J'ouvre le livre au hasard comme je le fais avec mon oracle. Le mot qui me vient immédiatement à l'esprit est "épidémie". J'ai senti que c'était un appel pour moi d'écrire à ce sujet. J'ai lu la page entière, mais pour mieux comprendre, j'ai dû me référer à d'autres parties du livre pour mieux comprendre l'épidémie et les expériences du chaman Davi Kopenawa sur les causes et le processus de guérison.
Le texte qui suit n'est pas une revue ou une étude approfondie, comme je voudrais le produire.
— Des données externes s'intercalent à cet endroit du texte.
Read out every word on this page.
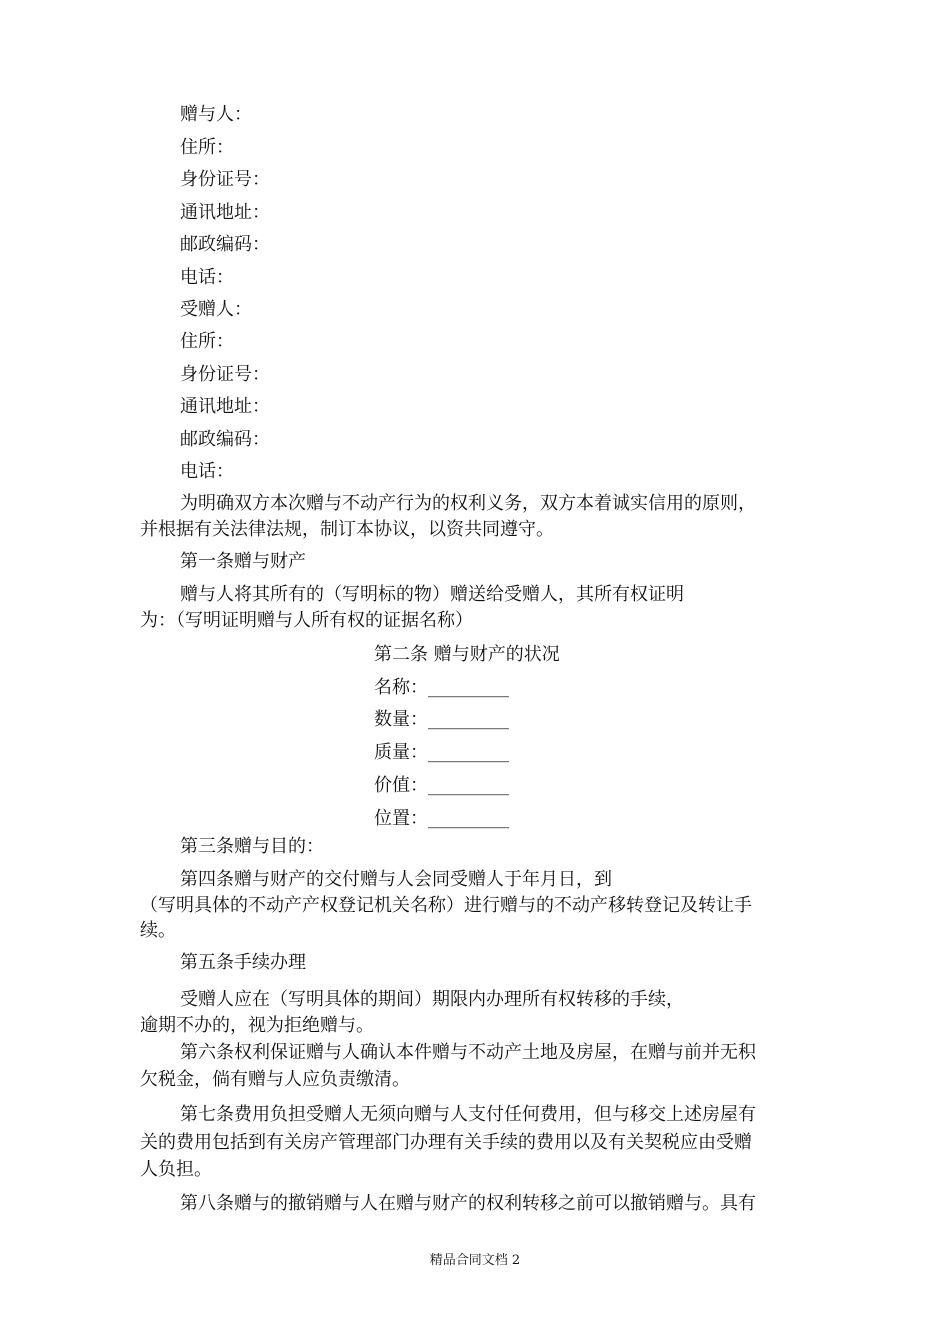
赠与人：
住所：
身份证号：
通讯地址：
邮政编码：
电话：
受赠人：
住所：
身份证号：
通讯地址：
邮政编码：
电话：
为明确双方本次赠与不动产行为的权利义务，双方本着诚实信用的原则，
并根据有关法律法规，制订本协议，以资共同遵守。
第一条赠与财产
赠与人将其所有的（写明标的物）赠送给受赠人，其所有权证明
为：（写明证明赠与人所有权的证据名称）
第二条 赠与财产的状况
名称：_________
数量：_________
质量：_________
价值：_________
位置：_________
第三条赠与目的：
第四条赠与财产的交付赠与人会同受赠人于年月日，到
（写明具体的不动产产权登记机关名称）进行赠与的不动产移转登记及转让手
续。
第五条手续办理
受赠人应在（写明具体的期间）期限内办理所有权转移的手续，
逾期不办的，视为拒绝赠与。
第六条权利保证赠与人确认本件赠与不动产土地及房屋，在赠与前并无积
欠税金，倘有赠与人应负责缴清。
第七条费用负担受赠人无须向赠与人支付任何费用，但与移交上述房屋有
关的费用包括到有关房产管理部门办理有关手续的费用以及有关契税应由受赠
人负担。
第八条赠与的撤销赠与人在赠与财产的权利转移之前可以撤销赠与。具有
精品合同文档 2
J'ai extrait quelques données et passages du livre, qui m'ont aidé à rapporter ce que le chaman a dit sur les expériences liées à l'épidémie, en essayant de contextualiser le lecteur dans la réalité de son groupe indigène, qui se sent une fois de plus menacé par la pandémie. Je me suis fait un devoir de dire quelques mots associés au moment où nous avons vécu à partir du Covid-19, pour attirer l'attention sur le moment de réflexion lors de la lecture du texte. Je publierai dans ma rubrique une série de quatre articles sur ce sujet à partir d'aujourd'hui.
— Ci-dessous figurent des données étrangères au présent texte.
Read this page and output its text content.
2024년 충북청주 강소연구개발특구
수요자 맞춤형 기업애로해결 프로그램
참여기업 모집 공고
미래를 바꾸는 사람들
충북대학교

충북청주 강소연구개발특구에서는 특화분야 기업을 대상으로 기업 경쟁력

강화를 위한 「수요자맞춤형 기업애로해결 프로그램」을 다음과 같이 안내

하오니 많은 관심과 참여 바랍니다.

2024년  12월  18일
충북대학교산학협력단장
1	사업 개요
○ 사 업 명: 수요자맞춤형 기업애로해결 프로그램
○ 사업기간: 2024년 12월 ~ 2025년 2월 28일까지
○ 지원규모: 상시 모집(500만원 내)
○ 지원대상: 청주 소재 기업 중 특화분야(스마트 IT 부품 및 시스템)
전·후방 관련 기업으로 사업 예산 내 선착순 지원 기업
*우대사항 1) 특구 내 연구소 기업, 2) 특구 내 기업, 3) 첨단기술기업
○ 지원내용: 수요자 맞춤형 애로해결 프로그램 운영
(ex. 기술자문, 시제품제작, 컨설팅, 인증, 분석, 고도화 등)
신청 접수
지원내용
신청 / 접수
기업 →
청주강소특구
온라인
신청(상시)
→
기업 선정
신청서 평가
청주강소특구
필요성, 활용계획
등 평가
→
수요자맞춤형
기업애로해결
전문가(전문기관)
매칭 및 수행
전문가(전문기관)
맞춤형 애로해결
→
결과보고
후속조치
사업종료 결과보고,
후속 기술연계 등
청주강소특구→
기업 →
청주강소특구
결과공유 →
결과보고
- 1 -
L'invasion des blancs, les épidémies et les décès continuels
Les indigènes Yanomami vivent dans l'Amazonie brésilienne et vénézuélienne. Dans notre pays, le territoire le Brésil, le territoire Yanomami s'étend sur 9,6 millions d'hectares et couvre une partie du nord-ouest de l'État de Roraima et l'autre du nord de l'Amazonas. Ils sont organisés en sociétés de chasseurs-cueilleurs et de coivaristes (qui alternent la plantation sur le terrain). Selon l'Institut socio-environnemental (ISA), la population Yanomami était de 26 780 personnes au Brésil en 2019, selon les données du Secrétariat spécial pour la santé des indigènes (Sesai). Au Venezuela, il y a 11 341 indigènes de ce groupe ethnique.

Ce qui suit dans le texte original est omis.